Ostre pogotowie w Dolinie

„Kiedy człowiek sobie podje, dziwnie tkliw jest na melodie” napisał kiedyś Boy-Żeleński. Nikt jednak nie sformułował dokładnie, jakich wzruszeń doznaje „homo sapiens”, gdy sobie tęgo popije „i wątroba mu gnije” – dywagował felietonista „Kuriera Warszawskiego”, przytaczając incydent, jaki sprokurował pan  Stanisław Sylwin S., zawodowy zresztą prokurator,  w pamiętną  dla siebie noc z 19 na 20 sierpnia 1924 roku. Wydarzenia te stały się nawet powodem rozprawy, którą 10 stycznia 1925 r. rozpatrywał sąd pokoju IX okręgu w Warszawie.

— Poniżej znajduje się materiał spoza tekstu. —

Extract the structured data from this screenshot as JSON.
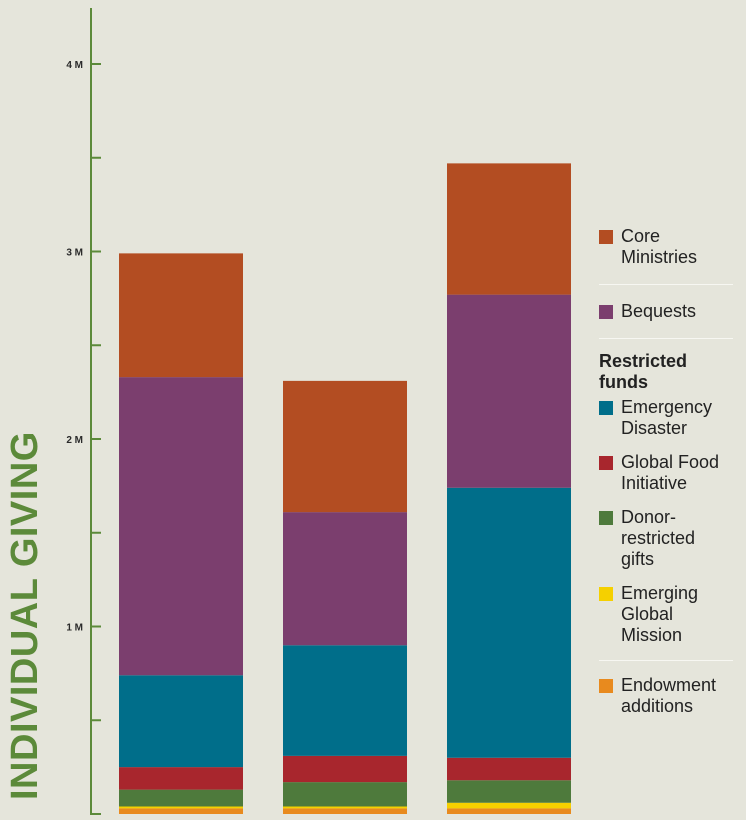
{
  "chart_data": {
    "type": "bar",
    "stacked": true,
    "title": "",
    "xlabel": "",
    "ylabel": "INDIVIDUAL GIVING",
    "ylim": [
      0,
      4.3
    ],
    "y_unit": "M",
    "y_ticks_major": [
      {
        "value": 1,
        "label": "1 M"
      },
      {
        "value": 2,
        "label": "2 M"
      },
      {
        "value": 3,
        "label": "3 M"
      },
      {
        "value": 4,
        "label": "4 M"
      }
    ],
    "y_ticks_minor": [
      0.5,
      1.5,
      2.5,
      3.5
    ],
    "grid": false,
    "categories": [
      "",
      "",
      ""
    ],
    "series": [
      {
        "name": "Endowment additions",
        "color": "#e88a1e",
        "values": [
          0.03,
          0.03,
          0.03
        ]
      },
      {
        "name": "Emerging Global Mission",
        "color": "#f5d000",
        "values": [
          0.01,
          0.01,
          0.03
        ]
      },
      {
        "name": "Donor-restricted gifts",
        "color": "#4e7a3c",
        "values": [
          0.09,
          0.13,
          0.12
        ]
      },
      {
        "name": "Global Food Initiative",
        "color": "#a8262d",
        "values": [
          0.12,
          0.14,
          0.12
        ]
      },
      {
        "name": "Emergency Disaster",
        "color": "#006e8a",
        "values": [
          0.49,
          0.59,
          1.44
        ]
      },
      {
        "name": "Bequests",
        "color": "#7b3e6e",
        "values": [
          1.59,
          0.71,
          1.03
        ]
      },
      {
        "name": "Core Ministries",
        "color": "#b34d22",
        "values": [
          0.66,
          0.7,
          0.7
        ]
      }
    ],
    "legend_position": "right"
  },
  "legend": {
    "core": "Core Ministries",
    "bequests": "Bequests",
    "restricted_heading": "Restricted funds",
    "emergency": "Emergency Disaster",
    "food": "Global Food Initiative",
    "donor": "Donor-restricted gifts",
    "emerging": "Emerging Global Mission",
    "endowment": "Endowment additions"
  },
  "colors": {
    "background": "#e5e5db",
    "axis": "#5c8a3a",
    "ylabel": "#5c8a3a"
  }
}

Akt oskarżenia zarzucał S., że będąc w nocnym kabarecie w Dolinie Szwajcarskiej, około godz. 2 wybiegł na ulicę w stanie nietrzeźwym i donośnym głosem wzywał posterunkowych. Wołał między innymi, że nazywa się Kaufman, jest inspektorem policji i że zamyka tę budę, gdyż mu tu naubliżano.

Policjanci, chcąc zadośćuczynić żądaniom domniemanego zwierzchnika, „zainterweniowali” w kabarecie, szukając winnych. Wnet jednak okazało się, że to pan inspektor sam wszczął awanturę, nie chcąc zapłacić rachunku. Sprawa pewnie zakończyłaby się na notatce służbowej, gdyby nie szybka policyjna odsiecz. Przed lokal zaczęły przybywać mundurowe posiłki, wezwane telefonem rzekomego insp. Kaufmana do oficera dyżurnego Komendy Głównej PP na sygnał „policjant w niebezpieczeństwie”. Była piechota, była kawaleria – ironizował „Kurier Warszawski” -  czy były samochody – ściśle nie zdołano ustalić, ale jednego z dygnitarzy policyjnych widziano nadjeżdżającego w motocyklu.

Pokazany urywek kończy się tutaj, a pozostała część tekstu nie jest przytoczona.